Buy Now: Glory on Bookshop | Amazon
When We Were Birds, Ayanna Lloyd Banwo (March 15)
This novel is set in a magical version of Trinidad and Tobago, where Yejide and Darwin are drawn together as they try to figure out what family members owe each other. Yejide’s neglectful mother is dying and plans to pass on the power to guide souls into the afterlife, a responsibility Yejide does not want. Meanwhile, Darwin has picked up a job at a cemetery, even though his family has forbidden him from interacting with death. The two bond after meeting at the graveyard. When We Were Birds is an ode to the idea that broken traditions can lead to beautiful new beginnings.
Buy Now: When We Were Birds on Bookshop | Amazon
Disorientation, Elaine Hsieh Chou (March 22)
Ingrid Yang is a PhD student who’s rather disillusioned with her dissertation—until she makes a shocking discovery about its subject, the late fictional poet Xiao-Wen Chou. As Ingrid digs deeper into her findings, her life is upended, leading her to book burnings and campus protests while she reckons with anti-Asian racism and stereotypes.
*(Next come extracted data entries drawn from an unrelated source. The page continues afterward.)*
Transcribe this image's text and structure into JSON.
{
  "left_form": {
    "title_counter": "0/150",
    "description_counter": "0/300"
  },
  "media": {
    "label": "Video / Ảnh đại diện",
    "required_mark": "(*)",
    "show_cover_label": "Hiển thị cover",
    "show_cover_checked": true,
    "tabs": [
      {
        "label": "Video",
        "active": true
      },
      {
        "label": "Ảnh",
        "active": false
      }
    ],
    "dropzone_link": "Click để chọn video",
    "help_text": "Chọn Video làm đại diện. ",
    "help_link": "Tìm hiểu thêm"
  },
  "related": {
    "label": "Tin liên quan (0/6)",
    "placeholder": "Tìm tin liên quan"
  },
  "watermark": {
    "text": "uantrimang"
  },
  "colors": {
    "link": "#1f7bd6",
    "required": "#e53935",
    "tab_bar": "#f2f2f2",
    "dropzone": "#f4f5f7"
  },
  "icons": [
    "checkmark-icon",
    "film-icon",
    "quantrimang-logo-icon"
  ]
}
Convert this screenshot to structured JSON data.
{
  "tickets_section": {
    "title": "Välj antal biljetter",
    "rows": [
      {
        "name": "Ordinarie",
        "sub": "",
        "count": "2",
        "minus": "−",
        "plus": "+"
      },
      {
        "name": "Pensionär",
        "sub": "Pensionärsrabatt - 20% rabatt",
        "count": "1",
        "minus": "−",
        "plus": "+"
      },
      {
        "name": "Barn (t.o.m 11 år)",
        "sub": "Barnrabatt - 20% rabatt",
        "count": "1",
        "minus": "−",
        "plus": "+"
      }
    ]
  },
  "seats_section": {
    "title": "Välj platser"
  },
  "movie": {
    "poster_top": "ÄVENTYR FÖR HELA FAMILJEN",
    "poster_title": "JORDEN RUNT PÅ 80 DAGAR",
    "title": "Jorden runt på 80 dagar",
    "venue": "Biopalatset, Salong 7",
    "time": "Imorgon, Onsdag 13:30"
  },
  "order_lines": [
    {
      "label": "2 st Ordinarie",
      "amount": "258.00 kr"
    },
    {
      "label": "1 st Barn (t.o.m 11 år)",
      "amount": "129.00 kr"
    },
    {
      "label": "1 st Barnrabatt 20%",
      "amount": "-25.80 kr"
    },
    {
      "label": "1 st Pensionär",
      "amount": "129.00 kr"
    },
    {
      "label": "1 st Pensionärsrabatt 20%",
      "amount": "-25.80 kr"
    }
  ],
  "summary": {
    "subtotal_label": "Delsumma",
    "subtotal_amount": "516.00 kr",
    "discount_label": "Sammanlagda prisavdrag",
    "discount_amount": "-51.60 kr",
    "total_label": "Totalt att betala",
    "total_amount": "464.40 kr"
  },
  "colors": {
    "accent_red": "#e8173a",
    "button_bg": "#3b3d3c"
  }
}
Elaine Hsieh Chou’s debut novel is a provocative, satirical take on academia, full of surprising twists.
Buy Now: Disorientation on Bookshop | Amazon
French Braid, Anne Tyler (March 22)
Multigenerational family relationships are at the center of this lovely novel by Pulitzer Prize-winning author Anne Tyler. French Braid spotlights the Garretts, a fictional Baltimore family that experiences plenty of highs and lows over several decades. Tyler examines the ways that family members influence each other—which sometimes only becomes apparent generations later. The characters’ hopes and struggles are relatable, and the novel shines with Tyler’s signature compassion and comfort.